神との契約者
『聖石』に触れた途端に、私の左手の甲に紋章が現れた。
あり得ない事象に正直驚いた。
だが現れたのは『黒百合』では無く『樹木』の紋章だった。
その紋章には見覚えがある。
私達クリーガァ王家の始祖である初代皇帝に青い瞳と強魔力を与えこの世界を治める様に命じた創世の神の紋章『世界樹』だった。
「何故、私の手に創世の神の紋章が…?」
私の戸惑う姿を見て審問官は冷静に答えた。
「殿下は、創生の神との契約を結んだ初代皇帝の直系の子孫だからではありませんか?失礼ながら、殿下の皇帝の青瞳は、直系の子孫のみに現れる特徴と聞いております。つまり神との契約者のお一人と言う事です。この聖石は『地底の魔王』との契約者と説明しましたが、実際には『神との契約者』のに反応するのです」
「なるほど」
「まぁ。そうだったんですね」
その話を聞いてマリアも安心したのだろう。
ようやく笑顔を浮かべた。
「それでは次はマリア公女。貴女にもお願いします」
「はい」
次に審問官はマリアにも『聖石』を触れる様に勧める。
だが、ここで私は一つの推測が頭に浮かんだ。
創世の神と王家との間に、未だに契約が存在しているなら、マリアは『聖水晶』に選ばれた『聖女』だ。

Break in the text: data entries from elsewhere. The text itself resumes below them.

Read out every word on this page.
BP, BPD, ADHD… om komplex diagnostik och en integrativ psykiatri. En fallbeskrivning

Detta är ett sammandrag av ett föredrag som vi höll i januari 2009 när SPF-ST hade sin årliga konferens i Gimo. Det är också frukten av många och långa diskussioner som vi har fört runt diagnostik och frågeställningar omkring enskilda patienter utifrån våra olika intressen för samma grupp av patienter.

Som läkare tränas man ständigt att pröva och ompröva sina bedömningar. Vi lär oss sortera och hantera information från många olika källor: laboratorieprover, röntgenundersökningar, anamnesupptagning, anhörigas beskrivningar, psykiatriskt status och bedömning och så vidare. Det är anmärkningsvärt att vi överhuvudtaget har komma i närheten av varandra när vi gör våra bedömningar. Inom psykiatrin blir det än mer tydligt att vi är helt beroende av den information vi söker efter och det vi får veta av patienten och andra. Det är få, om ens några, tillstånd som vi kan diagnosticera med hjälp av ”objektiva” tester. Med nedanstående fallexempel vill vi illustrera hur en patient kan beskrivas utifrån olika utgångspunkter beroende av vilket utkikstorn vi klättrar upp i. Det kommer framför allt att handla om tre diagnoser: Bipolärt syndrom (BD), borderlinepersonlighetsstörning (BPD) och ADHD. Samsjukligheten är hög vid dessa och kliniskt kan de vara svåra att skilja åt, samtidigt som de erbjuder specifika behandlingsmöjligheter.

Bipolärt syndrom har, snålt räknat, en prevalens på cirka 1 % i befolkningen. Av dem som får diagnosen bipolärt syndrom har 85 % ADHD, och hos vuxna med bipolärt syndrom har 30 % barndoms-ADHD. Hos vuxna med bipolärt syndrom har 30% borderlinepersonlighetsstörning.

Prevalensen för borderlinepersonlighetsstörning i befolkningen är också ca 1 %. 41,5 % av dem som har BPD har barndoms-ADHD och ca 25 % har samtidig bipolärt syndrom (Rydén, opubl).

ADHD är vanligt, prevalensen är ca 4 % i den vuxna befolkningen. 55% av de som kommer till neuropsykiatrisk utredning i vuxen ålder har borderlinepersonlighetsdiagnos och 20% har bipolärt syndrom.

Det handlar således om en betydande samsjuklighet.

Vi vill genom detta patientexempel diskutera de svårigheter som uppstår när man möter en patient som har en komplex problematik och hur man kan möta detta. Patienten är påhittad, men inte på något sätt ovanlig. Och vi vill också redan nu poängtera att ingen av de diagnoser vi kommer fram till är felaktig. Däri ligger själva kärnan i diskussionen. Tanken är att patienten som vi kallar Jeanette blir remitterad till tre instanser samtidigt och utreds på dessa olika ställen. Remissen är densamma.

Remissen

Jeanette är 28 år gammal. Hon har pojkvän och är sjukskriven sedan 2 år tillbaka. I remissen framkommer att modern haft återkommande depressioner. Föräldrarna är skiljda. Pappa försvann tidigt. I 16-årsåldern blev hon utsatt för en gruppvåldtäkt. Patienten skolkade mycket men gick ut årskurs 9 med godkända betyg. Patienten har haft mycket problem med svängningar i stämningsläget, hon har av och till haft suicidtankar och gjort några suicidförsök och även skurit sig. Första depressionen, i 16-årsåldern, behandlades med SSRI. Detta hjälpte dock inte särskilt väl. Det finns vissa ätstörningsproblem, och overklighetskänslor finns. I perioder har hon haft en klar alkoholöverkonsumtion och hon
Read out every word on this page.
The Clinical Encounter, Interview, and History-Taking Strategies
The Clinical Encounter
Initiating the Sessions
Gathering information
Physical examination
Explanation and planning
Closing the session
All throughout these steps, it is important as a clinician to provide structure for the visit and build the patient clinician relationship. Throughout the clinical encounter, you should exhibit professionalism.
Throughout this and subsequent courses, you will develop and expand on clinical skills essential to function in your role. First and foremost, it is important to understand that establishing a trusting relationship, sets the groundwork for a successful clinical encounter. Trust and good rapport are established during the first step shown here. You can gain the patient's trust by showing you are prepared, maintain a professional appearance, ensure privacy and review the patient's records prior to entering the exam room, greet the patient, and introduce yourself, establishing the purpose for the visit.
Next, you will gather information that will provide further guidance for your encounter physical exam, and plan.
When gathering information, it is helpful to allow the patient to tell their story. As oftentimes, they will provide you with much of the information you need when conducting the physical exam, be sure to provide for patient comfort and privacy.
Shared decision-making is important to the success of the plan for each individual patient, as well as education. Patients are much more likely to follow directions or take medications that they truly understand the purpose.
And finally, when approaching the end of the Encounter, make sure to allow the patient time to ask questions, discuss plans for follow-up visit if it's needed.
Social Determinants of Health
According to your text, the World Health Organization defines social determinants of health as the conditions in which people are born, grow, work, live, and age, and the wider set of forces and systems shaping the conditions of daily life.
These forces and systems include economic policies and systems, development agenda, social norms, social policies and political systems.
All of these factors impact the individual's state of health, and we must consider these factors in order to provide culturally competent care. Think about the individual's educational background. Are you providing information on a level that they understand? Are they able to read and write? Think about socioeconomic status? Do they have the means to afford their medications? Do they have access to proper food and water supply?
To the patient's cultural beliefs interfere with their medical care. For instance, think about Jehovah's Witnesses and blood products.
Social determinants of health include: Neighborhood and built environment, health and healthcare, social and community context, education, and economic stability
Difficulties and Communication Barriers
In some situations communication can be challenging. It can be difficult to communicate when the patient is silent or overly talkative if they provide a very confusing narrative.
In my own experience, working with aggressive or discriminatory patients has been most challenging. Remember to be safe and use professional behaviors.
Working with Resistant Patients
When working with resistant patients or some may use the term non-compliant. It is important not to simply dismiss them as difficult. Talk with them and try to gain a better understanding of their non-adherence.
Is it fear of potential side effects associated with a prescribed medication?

もしかしたら『聖水晶』の主になると同時に光の女神アルティミとの契約状態にあるのでは無いだろか?
だから、マリアが『聖石』に触れれば左手の甲には光の女神アルティミの紋章である『白百合』が浮かぶかも知れない。
この世界で女神アルティミと契約が出来る者が居るとしたら、それは『聖水晶』に選ばれた『聖女』しかいないからだ。
『聖石』に触れれば必然的にマリアの左手の甲には紋章が浮かび『聖女』である事がバレてしまう。
だから私は慌ててマリアを止めようとした。
「マリア。待て『聖石』に触れては…」
だが私の行動で審問官は、マリアが『地底の魔王』との関わっていると思ったのだろう。
マリアの左手を掴み強引に『聖石』に触れさせた。
そして私の予想通りマリアの左手の甲に『白百合』の紋章が現れた。
◇◇◇◇
私の左手に百合の紋章が浮かんでしまった…。
私は『地底の魔王』と取り引きはして無い筈なのに…。
契約者である、ロザリアさんの体だから紋章が出てしまったのか?
それとも魔王城に行ってしまった時に『魔王』は取り引き無しで、セインフォード殿下の病を治す方法を教えてくれたけど、それは実は嘘で騙されて契約してしまったのか…。
心当たりがあり過ぎて私は狼狽した。
そして頭に浮かんだのは昔アルティミで見た歴史の本の聖女の処刑の挿絵だ。
鎖に繋がれ馬に引きずられ、そして公衆の面前で火あぶり!!
その場面が走馬灯の様に頭の中でグルグル浮かぶ。
もう百合の紋章が手に現れた以上、言い訳も出来ない。
せめて、セインフォード殿下だけでも巻き込まない様にしないと…。
私は、そう思い口を開く。
「あ、あの殿下は何にも関係ないの!火あぶりにするなら私だけを…」
そう言った時、突然ノアールの声が響いた。
どうやら、私達を心配して隠れて様子を伺っていた見たい。
「はぁー。マリア、ご安心なさい。アルティミは分かりませんが、クリーガァもシオン聖国も確か極刑は人道的観点から今は絞首刑一本の筈です」
だけど、ノアールの言っている事は全然フォローになって無かった。
「こ、絞首刑?!」
「それにマリア。貴女は被害者です。例えシオン聖国の審問官と言えど被害者を捕まえるなんて許されません。誤認もいいとこです。魔王と取り引きしたのは、あたくしです。捕まえるなら、あたくしを捕まえなさい!」
そう言って、ノアールは私を庇う様に審問官の前に立つ。
「ノアール。そんなのダメよ」
そんな私達の様子を見てセインフォード殿下は落ち着く様に促す。
「ノアールもマリアも落ち着いて。マリア。君の手に浮かんでいる紋章は『黒百合』では無いから」
「え?でも私の手の甲には、百合の紋章がはっきりと…」
「その紋は『白百合』光の女神アルティミの紋章だろう?」
そう殿下に言われて、私は改めて左手に浮かんだ紋章を確認する。
すると確かに女神アルティミの紋章の『白百合』だった。
女神アルティミと魔王は姉弟なので紋章が、よく似ているので間違えてしまったみたい。
「え?あ?!確かに『白百合』の紋章ですわ」
そして、私の手を見た審問官も、その事実に気が付いていて、私達に事情の説明を求めて来た。